Instead, Bamboo has shifted to practical testing. If the role requires communication, the application process includes a writing task. If it requires analysis, they simulate a research project.
It emphasises that your background is just history, but your ability to deliver is the future.
The Evolution of Ambition
Perhaps the most human moment of the conversation is hearing how Yanmo’s definition of success has shifted.
Growing up, her ambition was aesthetic. She wanted to “run Shell” because oil meant money. She wanted to own Birkins because she loved Victoria Beckham. It was a desire for “nice things.”
But as the company has grown, the “nice things” have become secondary to the scale of impact. She references Mark Zuckerberg—not for his wealth, but for the fact that Meta reaches 4 billion active users.

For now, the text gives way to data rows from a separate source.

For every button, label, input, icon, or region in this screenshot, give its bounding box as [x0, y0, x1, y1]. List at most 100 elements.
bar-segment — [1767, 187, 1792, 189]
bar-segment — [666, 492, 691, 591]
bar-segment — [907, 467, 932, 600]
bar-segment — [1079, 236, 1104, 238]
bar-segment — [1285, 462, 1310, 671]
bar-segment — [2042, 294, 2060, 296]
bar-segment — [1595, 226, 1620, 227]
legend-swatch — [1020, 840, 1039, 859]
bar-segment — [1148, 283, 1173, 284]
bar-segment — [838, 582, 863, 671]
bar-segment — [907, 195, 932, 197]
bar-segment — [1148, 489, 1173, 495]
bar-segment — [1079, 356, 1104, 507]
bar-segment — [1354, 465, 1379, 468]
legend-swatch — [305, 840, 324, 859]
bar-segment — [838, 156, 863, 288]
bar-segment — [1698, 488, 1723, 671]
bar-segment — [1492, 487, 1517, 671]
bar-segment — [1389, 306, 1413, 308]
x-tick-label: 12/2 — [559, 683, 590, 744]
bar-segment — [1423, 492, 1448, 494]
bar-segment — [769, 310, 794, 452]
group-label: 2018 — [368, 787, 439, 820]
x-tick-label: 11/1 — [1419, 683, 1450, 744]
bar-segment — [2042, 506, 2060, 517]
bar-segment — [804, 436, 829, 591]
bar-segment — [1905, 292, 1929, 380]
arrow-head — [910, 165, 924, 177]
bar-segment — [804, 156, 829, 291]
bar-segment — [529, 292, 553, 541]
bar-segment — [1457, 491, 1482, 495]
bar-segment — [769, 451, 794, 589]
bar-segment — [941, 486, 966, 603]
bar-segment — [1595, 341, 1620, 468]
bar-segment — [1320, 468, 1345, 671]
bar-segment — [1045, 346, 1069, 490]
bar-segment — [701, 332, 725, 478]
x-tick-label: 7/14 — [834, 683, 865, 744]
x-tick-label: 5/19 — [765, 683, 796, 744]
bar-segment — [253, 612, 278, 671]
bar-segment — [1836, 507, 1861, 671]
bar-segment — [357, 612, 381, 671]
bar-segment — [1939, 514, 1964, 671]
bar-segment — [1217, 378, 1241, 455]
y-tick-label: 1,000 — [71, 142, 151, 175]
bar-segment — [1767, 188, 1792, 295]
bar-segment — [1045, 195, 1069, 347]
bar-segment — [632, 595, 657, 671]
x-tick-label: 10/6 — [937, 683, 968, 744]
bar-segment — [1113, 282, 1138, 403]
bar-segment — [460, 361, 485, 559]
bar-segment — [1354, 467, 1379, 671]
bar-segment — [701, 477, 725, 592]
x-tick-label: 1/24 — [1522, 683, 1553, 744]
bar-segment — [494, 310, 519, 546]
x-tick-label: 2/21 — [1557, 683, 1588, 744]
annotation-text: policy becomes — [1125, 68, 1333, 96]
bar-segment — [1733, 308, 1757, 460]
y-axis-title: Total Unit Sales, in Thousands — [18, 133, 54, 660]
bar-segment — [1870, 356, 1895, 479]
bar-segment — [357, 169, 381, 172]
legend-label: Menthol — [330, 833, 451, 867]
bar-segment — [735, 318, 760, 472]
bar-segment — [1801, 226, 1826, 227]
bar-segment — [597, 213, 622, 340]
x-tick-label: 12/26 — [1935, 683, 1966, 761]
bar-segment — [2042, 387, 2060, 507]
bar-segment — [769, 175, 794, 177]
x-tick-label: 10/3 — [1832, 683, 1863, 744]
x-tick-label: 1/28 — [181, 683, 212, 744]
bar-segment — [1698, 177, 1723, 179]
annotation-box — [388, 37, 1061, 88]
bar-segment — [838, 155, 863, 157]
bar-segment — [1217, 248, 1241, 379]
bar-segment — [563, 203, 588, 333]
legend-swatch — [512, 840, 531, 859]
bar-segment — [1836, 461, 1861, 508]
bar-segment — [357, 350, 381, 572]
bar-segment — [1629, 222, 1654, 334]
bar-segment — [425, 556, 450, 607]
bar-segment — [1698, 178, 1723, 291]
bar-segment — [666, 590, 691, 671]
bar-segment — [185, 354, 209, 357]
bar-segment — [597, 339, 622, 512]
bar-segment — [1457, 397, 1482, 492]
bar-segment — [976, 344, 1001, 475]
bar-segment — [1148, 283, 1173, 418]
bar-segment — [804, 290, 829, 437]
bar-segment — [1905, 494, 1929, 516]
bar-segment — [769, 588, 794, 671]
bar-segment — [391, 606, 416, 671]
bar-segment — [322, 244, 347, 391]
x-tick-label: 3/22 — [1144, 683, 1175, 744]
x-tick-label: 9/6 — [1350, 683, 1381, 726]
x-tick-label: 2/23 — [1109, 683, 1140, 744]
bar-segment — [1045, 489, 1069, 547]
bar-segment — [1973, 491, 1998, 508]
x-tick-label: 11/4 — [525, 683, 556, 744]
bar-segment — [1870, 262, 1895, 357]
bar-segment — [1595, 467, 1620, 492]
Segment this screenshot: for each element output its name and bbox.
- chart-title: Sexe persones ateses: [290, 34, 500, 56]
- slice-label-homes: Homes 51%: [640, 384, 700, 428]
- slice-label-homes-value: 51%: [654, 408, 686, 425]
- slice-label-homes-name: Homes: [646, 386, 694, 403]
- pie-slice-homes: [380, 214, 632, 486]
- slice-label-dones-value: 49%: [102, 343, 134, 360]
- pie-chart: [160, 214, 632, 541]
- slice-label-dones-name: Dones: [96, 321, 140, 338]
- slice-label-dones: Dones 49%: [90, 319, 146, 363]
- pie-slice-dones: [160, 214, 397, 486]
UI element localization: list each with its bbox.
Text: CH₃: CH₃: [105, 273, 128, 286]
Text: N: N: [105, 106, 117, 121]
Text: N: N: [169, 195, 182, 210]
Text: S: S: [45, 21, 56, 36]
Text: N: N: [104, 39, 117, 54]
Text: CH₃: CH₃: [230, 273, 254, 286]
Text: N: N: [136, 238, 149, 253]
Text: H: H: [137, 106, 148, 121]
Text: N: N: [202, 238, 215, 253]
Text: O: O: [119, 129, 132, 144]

“Success to me [now] looks like doing something impactful at scale.”
This shift has manifested quietly in her life. She reveals she has started a private foundation—not a PR stunt, but a small, registered initiative currently supporting just a few students.
She isn’t just paying their fees; she is curating their reading lists (heavy on the fiction, which she credits for her own creativity) and shaping their worldviews.
She is doing for these students exactly what she does for her team: she isn’t just funding them; she is involving them in her thinking.
▶️ Watch full interview here
One Next Step for You
Audit your feedback loop this week.
The next time you have to correct a team member’s work, pause. Do not just make the edit. Take 10 minutes to record a voice note or write a memo explaining the principle behind the edit.
Ask yourself: Am I fixing the task, or am I training the judgment?